Breaking out a sentence that the system hears into their separate words. If you listen to your own speech, you know it’s easy for humans to see how we blend one word into another. We usually can tell where one word stops and another begins. That’s much harder for a computer. To help a computer, it analyzes the sound wave pattern of a sentence, and the amplitude of the waves, to help it parse words.
So let’s say NLP found a word. Say “running.” As a human, you know what that means. However, with the present participle “ing” adding more time context to the word, that’s a little more complex for a robot to understand.
So NLP often looks for the stem or the root word and primary meaning. For example. In this case, the root word of running is “run.” Finding the stem of the word allows the NLP to more easily assess the meaning, “to use legs to move quickly” or “to execute.” Based on other words and parts of speech spoken in the utterance, the NLP will calculate the most likely intent meant by the word “run.”
Since language has rules and parts of speech, the software looks to group words that likely go together. Like “the book.” The word “the” is not likely to be used by itself so the software looks for the word or words it is likely related to and “chunks” them together.
Some words don’t really add to the meaning of the sentence so the NLP does not seek to find meaning from them.
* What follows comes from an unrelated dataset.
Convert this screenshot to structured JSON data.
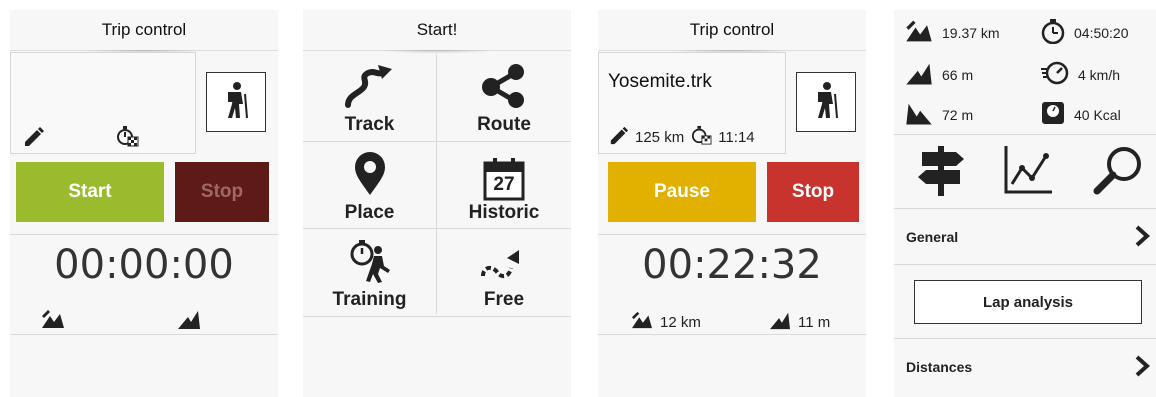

That’s often parts of speech like prepositions (e.g., at, of, the).
Invoke, Variable, and Entities
With the structure, parts of speech, and grouping set, the system then looks for keywords in the sentence to triangulate meaning and understand the user’s intent.
Let’s say we are a voice assistant named Robbie and we hear a request from a user…
“Robbie, turn on the bedroom lights.”
This is how it breaks down for NLP.
Robbie is the Invocation or “wake” word.
This is the word or words that help a service understand and identify which app or resource a user wants to act on to the request. In this case, that’s Robbie. In your own life, that may be “Hey Siri” or “Alexa.”
This phrase helps the system understand Intent or what is the user trying to do. In this case, change the state of something from off to on.
Objects or defined concepts that are related to the action are called entities or variables. In the case, an action “turn off” will be applied to the variable “lights.”
Once the NLP has determined the intent of the spoken language, it will attempt to match your expression to action it has in its library of actions and will perform that function with the parameters expressed (in this case, bedroom lights). If it finds it, it gives you the response.
While it takes data scientists, programmers, linguistics and conversational professionals to do this, that is NLP in a nutshell. Turning language into intent. And through a voice assistant turning intent into action.